Für die Geschichte der Zauberei- und Hexenprozesse in Kursachsen strebt Wilde methodisch eine Synthese von analytischer verfassungs-, rechts- und sozialhistorischer Forschung an, die den Untersuchungsgegenstand als geschichtlichen Entwicklungsprozess und nicht als Phänomen begreifen will. Jede dieser Disziplinen findet sich in den einzelnen Kapiteln der Arbeit wieder - die Rechtsgeschichte vor allem in den gesetzlichen Grundlagen und in der sächsischen Gerichtsverfassung (Kapitel 2; unter Berücksichtigung der Rechtsprechung für Gerichte außerhalb der Landesherrschaft, Kapitel 8 und der Besonderheiten in exemten, gemeinschaftlich verwalteten oder reichsunmittelbaren Territorien, an deren Verwaltung Kursachsen beteiligt war, Kapitel 9), die Verfassungsgeschichte in der Darstellung der unterschiedlichen, auf den verfassungsrechtlichen Besonderheiten des neuzeitlichen Kursachsen beruhenden Gerichtsherrschaften (Kapitel 4) und die Sozialgeschichte in den Ausgangsbedingungen für die Hexenverfolgung (Kapitel 3), den Schuldzuweisungen als soziales Problem (Kapitel 5), den Hexendeutungsmustern (Kapitel 6), dem sozialen Geflecht unter Amtsträgern, zwischen Amtsträgern und Beschuldigten und unter den Beschuldigten (Kapitel 7) und im abschließenden Kapitel über das Ende der Hexenprozesse (Kapitel 10).

 

Ihre stärksten Abschnitte hat die Arbeit dabei in den verfassungs- und den sozialgeschichtlichen Abteilungen.

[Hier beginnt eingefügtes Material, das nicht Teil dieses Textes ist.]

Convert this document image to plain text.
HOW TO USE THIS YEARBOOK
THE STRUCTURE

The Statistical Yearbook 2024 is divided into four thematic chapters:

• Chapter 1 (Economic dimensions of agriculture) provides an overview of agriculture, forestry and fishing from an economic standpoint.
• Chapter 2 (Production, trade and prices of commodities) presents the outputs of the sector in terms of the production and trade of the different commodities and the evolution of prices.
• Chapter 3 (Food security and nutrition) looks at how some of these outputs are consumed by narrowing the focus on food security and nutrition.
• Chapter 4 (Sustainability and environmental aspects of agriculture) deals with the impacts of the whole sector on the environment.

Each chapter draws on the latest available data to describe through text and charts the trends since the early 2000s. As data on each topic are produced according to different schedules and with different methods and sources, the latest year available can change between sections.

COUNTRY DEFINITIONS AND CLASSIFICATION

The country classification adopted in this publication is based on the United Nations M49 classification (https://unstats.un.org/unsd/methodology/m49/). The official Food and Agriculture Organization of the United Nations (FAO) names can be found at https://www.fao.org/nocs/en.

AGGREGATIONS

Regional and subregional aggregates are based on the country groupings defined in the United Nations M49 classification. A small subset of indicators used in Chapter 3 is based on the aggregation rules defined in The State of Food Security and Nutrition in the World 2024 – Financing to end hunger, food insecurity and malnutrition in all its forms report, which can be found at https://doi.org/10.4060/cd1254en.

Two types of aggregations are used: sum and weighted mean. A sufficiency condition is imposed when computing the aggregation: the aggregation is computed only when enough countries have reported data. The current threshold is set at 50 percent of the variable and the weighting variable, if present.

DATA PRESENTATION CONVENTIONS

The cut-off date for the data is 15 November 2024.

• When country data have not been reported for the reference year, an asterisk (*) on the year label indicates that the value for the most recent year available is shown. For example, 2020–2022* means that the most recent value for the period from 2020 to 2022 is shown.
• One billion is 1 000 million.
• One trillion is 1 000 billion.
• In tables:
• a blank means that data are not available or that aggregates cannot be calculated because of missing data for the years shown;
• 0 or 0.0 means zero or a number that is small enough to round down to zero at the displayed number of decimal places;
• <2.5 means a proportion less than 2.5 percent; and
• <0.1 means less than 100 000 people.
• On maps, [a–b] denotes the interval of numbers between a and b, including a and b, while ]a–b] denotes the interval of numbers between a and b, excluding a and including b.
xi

Wilde arbeitet hier vor allem heraus, dass Hexenprozesse in vielen Fällen als Konfliktlösungsmittel unter gleich Rechtsunterworfenen eingesetzt worden sind. Die Hexenverfolgung wird von Wilde dabei eben nicht als - wie er schreibt - Phänomen wahrgenommen, das es zu bewerten gilt. Vielmehr entsteht vor dem Hintergrund der wertungsfreien Quellenstudie ein in vielerlei Hinsicht differenzierbarer Gesamtbefund, wobei es besonderer Hervorhebung wert ist, dass Wilde sich auch angesichts des von ihm herausgearbeiteten Befundes sowohl der sozialgeschichtlichen, als auch der juristischen Wertung völlig enthält.

 

Bei den der Hexenverfolgung zugrundeliegenden und von Wilde in Einzelbeispielen nachgewiesenen Konflikten spielten Witterungsunbilden, Vagantentum, Drogengebrauch, Volksheilkunde und das Sozialverhalten im nachbarlichen Nahbereich oftmals die entscheidende Rolle. Die Mehrzahl der verurteilten Personen waren verheiratete, nicht mehr gebärfähige Frauen, wobei die verheiratete Frau mit gutem Sozialstatus der Verurteilung ehestens entging. Todesurteile trafen öfter Witwen auf niederem Sozialniveau, wobei es wohl entscheidend auf das vorhandene oder fehlende soziale Netz eines familiären Hintergrundes ankam (S. 455). So wie die moderne Kriminologie den typischen Straftäter eher als jung, männlich und urban beschreibt, so waren Hexen eher alt, weiblich, arm und ländlich.

 

Einzelheiten auszubreiten ist hier nicht der Ort, hinweisen möchte ich aber an einem Beispiel auf den Erkenntniswert solch akribischer Arbeit, wie sie von Wilde geleistet wurde. Nur bei der Arbeit aus den Quellen heraus lassen sich Feststellungen wie diese treffen: „Eine häufige Form des Nachbarschaftsstreites bildeten Auseinandersetzungen, die dann entstehen konnten, wenn ein Haus oder Bauerngut in fremde Hände verkauft worden sind und der Verkäufer als Auszügler weiter im Haus lebte“ (S. 208). Die Reibereien der jungen Käufer mit der „bösen“ alten Witwe eskalierten mehrmals in der Denunziation mit anschließendem Hexenprozess. Gleiches gilt für innerfamiliäre Generationenkonflikte (Beispiel auf S. 225). Diese Aufzählung ließe sich fortsetzen durch zahlreiche Verweise, insbesondere in die Kapitel 5, 6 und 7.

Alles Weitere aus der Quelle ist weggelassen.